JSAM’s basic operations are get, put and remove, with basic support for transactions via begin, commit and rollback. All stored objects are identified by an integer key.

A JSAM database is opened by supplying a URL to jsam.jsurl.parse() and calling the open() method on the returned object. The syntax of URL depends on the particular “access method”.
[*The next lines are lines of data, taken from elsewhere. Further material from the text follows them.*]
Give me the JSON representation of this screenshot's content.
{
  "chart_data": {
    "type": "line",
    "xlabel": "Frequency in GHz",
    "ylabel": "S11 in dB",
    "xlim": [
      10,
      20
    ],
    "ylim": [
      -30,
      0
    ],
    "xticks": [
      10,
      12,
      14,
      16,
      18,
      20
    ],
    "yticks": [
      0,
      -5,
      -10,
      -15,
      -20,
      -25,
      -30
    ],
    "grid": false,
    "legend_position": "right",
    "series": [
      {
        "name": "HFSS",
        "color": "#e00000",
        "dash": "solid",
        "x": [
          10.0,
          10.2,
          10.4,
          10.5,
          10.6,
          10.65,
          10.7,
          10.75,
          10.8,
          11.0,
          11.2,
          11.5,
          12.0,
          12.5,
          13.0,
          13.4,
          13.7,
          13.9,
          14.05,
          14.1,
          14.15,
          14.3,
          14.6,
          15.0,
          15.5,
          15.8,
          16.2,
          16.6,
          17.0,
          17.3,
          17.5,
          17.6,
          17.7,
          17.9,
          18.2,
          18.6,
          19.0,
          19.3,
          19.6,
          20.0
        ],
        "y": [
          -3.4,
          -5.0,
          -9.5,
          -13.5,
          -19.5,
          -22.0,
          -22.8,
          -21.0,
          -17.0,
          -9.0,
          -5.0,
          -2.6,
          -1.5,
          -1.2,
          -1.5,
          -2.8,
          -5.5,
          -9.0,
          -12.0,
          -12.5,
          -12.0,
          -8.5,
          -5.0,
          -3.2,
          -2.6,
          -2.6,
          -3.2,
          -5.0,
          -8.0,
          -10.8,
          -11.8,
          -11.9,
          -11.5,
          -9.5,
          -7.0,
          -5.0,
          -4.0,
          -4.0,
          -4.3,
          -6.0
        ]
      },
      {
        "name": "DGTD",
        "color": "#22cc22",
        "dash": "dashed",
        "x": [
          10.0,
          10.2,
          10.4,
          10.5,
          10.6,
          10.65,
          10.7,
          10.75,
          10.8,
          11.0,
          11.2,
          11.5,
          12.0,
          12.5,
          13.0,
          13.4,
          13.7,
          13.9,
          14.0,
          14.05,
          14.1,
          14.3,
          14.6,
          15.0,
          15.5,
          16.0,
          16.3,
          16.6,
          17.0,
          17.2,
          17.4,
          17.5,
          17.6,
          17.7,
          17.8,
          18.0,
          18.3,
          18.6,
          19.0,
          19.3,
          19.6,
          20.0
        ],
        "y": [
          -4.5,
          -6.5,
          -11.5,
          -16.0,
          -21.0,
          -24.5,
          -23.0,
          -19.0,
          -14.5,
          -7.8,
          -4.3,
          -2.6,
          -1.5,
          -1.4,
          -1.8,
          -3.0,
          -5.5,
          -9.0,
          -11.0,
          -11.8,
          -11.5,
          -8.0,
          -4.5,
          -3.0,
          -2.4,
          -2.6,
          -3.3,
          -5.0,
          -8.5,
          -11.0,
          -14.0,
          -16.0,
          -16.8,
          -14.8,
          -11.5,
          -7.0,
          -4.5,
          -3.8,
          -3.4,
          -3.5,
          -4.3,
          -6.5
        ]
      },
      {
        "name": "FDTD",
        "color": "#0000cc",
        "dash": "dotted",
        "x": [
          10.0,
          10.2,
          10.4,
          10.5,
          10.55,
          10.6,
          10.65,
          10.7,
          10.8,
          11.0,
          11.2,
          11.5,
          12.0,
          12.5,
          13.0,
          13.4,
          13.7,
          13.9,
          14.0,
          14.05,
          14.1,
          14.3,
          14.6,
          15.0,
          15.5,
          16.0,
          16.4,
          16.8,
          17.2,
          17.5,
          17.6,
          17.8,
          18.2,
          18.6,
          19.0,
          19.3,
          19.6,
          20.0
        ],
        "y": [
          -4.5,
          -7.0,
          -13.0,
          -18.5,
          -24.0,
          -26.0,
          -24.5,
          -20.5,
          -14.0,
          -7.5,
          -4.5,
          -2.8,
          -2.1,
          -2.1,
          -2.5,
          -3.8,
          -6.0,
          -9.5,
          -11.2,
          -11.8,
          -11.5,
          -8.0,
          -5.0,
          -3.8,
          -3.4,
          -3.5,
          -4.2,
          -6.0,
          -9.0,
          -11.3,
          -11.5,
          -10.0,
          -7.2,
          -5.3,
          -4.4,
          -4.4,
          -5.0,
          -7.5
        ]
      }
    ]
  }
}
The following URL types currently exist:

* file:   directory plain text JSON files
* rcs:    directory plain text JSON files under RCS
* cvs:    directory plain text JSON files under CVS (not tested)
* svn:    directory plain text JSON files under SVN (not tested)
* sqlite: object trees stored in an SQLite3 database
* mysql:  object trees stored in a MySQL database (lightly tested)
* pgsql:  object trees stored in a PostgreSQL database (lightly tested)

Query methods include:

* Collections: a jQuery/Django-like method-chained interface
* XPath query language subset (only supported for SQL backends)
* P4J (E4X-like) query language (only supported for SQL backends)
    which allows construction of "xpath" queries in Python using
    method chaining and operator overload, bridging the lexical divide
    between code and query.
pydoc jsam.<URLTYPE>_jsam

gives information on the URL syntax for <URLTYPE>

pydoc jsam.jsam.JSAM

gives information on jsam object methods

pydoc jsam.xpath

gives information on XPath query syntax (SQL backends only)

pydoc jsam.p4j

gives information on P4J Python native query syntax

NOTE:

* uses Python 2.6+ supplied "json"; requires "simplejson" on Python 2.5
* file-based storage depends on POSIX file semantics
* requires "MySQLdb" for MySQL
* requires "psycopg2" for PostgreSQL

The name “JSAM” is a joke on IBM Mainframe O/S data “Access Methods” (BDAM, BSAM, VSAM, ISAM, QSAM, BPAM).

The obvious name ‘jsonstore’ was already taken by another package in the Python Package Index (PyPI).

The URL/URI syntax was cribbed from Django, which copied SQLAlchemy.